PSM-Protest vor Baumärkten

  • Sehr schön, jetzt wird das Thema endlich auch auf den Privatanwender und den Skandal, dass die Kunden dort auch das fiese Zeug problemlos gekauft kriegt, um seine Betongärten schön grünfrei zu halten, erweitert:


    http://www.greenpeace.de/theme…ieren_gegen_baumaerkte-1/


    Wenn ich Vergiftungen hatte, dann meist aus dieser Richtung..

    Viele Grüße
    Marcus


    Beekeeping is not about honey. It’s not about money. It’s about survival.
    "Regional gehört die Zukunft." H. Lichter

  • +1


    Heute Früh auf dem Web in die Arbeit gehört:


    Werbung für "Bayer Langzeit-Unkrautfrei Permaclean" - 6 Monate unkrautfrei.
    Zwar kein Insektenvernichtungsmittel, aber wo nichts wächst blüht auch nichts und es gibt kein Leben.


    Grüße

  • Moin, moin,


    das ist, richtige Dosierung vorausgesetzt, eine dreifach Mischung von jeweils einer landwirtschaftlich normalen Behandlung pro ha. Alles in eine Gießkanne oder Spritze und dann gib ihm. Bodenherbizide, die ein halbes Jahr wirksam bleiben, dürften schon deshalb nicht zulassungsfähig sein. Unter weniger günstigen Abbaubedingungen reichern die sich an.
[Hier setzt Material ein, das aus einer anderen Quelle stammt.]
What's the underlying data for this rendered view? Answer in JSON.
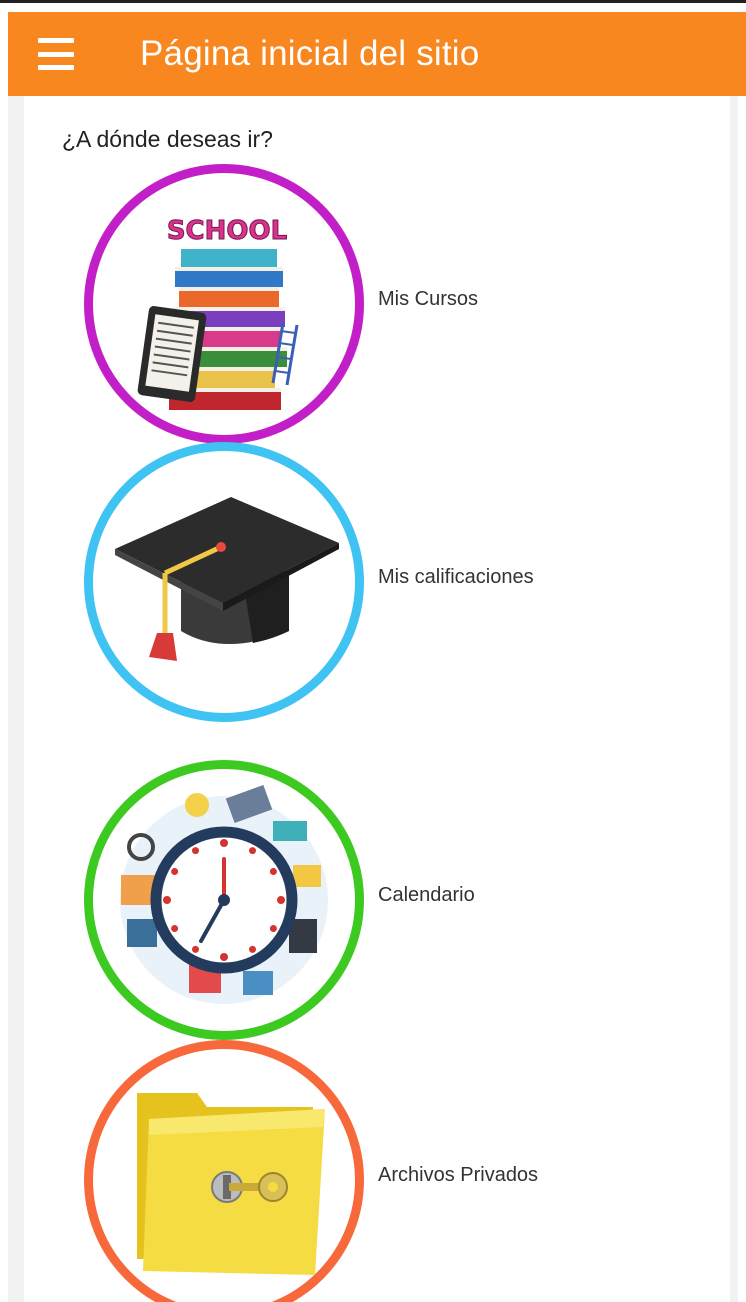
{
  "appbar": {
    "title": "Página inicial del sitio",
    "color": "#f7871e"
  },
  "main": {
    "prompt": "¿A dónde deseas ir?",
    "items": [
      {
        "label": "Mis Cursos",
        "ring_color": "#c21fc9",
        "icon": "books-icon"
      },
      {
        "label": "Mis calificaciones",
        "ring_color": "#3ec3f2",
        "icon": "graduation-cap-icon"
      },
      {
        "label": "Calendario",
        "ring_color": "#3cc920",
        "icon": "clock-icon"
      },
      {
        "label": "Archivos Privados",
        "ring_color": "#f7683a",
        "icon": "locked-folder-icon"
      }
    ],
    "school_sign": "SCHOOL"
  }
}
Und Stoffe, von denen 30 Gramm einen Hektar Mais entkrauten, dürften überhaupt nicht in Laienhand... Auch die Ausbildung der Landwirte halte ich in diesem Zusammenhang nicht wirklich für qualifizierend, was die Grundsätze und die Umwelt angeht...


    Gruß Clas

    "Ach, das Risiko...!" sagte der Bundesbeamte für Risikoabschätzung abschätzig...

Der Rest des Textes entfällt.